Valuation in Context
SPXC trades at 22.2x forward P/E, 16.4x EV/EBITDA, and 4.3x EV/sales on FY27 consensus — a roughly 35% premium to the building-products peer median (Watts Water at 17x, Roper Technologies at 26x, AAON at 24x). Sum-of-parts on segment EBITDA: HVAC at 15x = $4.2B, Detection & Measurement at 13x = $2.4B, Engineered Solutions at 10x = $1.8B = $8.4B EV before corporate cash of $250M and Olympus Tools $660M deal premium. That arrives at $8.0B equity value or $158 per share — well below today's $200. The implied multiple on Marley alone of 22x EBITDA prices in flawless hyperscale execution.
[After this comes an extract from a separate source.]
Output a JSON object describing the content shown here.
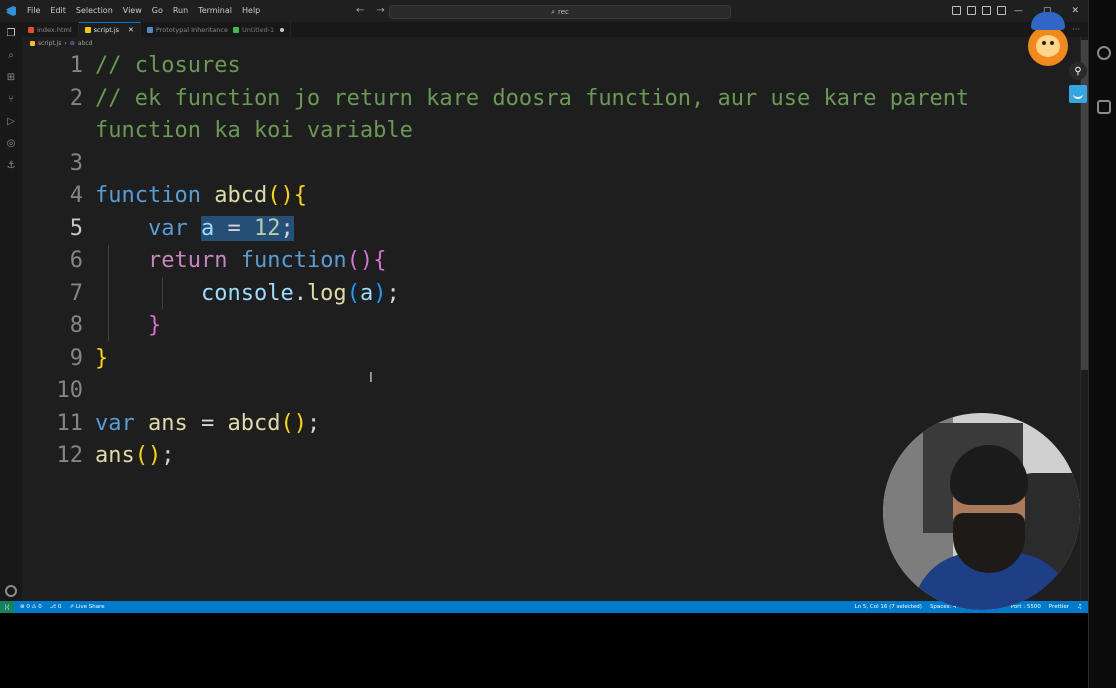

Bull scenario with liquid-cooling thesis fading and Marley capturing 70% share: $260-300. Bear scenario with cloud-capex pause: $135-150 (back to 50-day MA breakdown).
🗓️ Next 3 Catalyst Dates
- May 1, 2026: Q1/2026 earnings — first Olympus Tools full-quarter contribution; consensus revenue $620M, EPS $1.62; HVAC book-to-bill is the key metric
- August 14, 2026: Q2/2026 earnings — first read on Stargate Phase 2 commissioning cycle and whether Marley-specific revenue is tracking to the doubling guide
- December 2026: Annual analyst day (mid-December) — typically the venue for FY27 guidance and M&A roadmap; bull-case requires explicit data-center revenue disclosure
💬 Daniel's Take
SPXC is the highest-quality data-center cooling pure-play that does not also carry the AI-darling tax of Vertiv or Eaton. The setup is asymmetric on the downside if hyperscale capex pauses — a 30% drawdown is well within the historical range. But the multi-year TAM growth from Marley alone makes me willing to size this as a 2% position in a thematic AI-infrastructure sleeve. My personal trigger to upsize is if the stock retraces to the $165-170 range (10x EV/EBITDA on FY26 numbers — the historical 5-year average). At today's $200, I rate it a hold, not a fresh buy. Watch hyperscale data-center starts as published in Dell'Oro Group quarterly updates more than the stock chart.
Sources (3)
Disclaimer: This article is not investment advice. Investing in stocks carries risks, including total loss.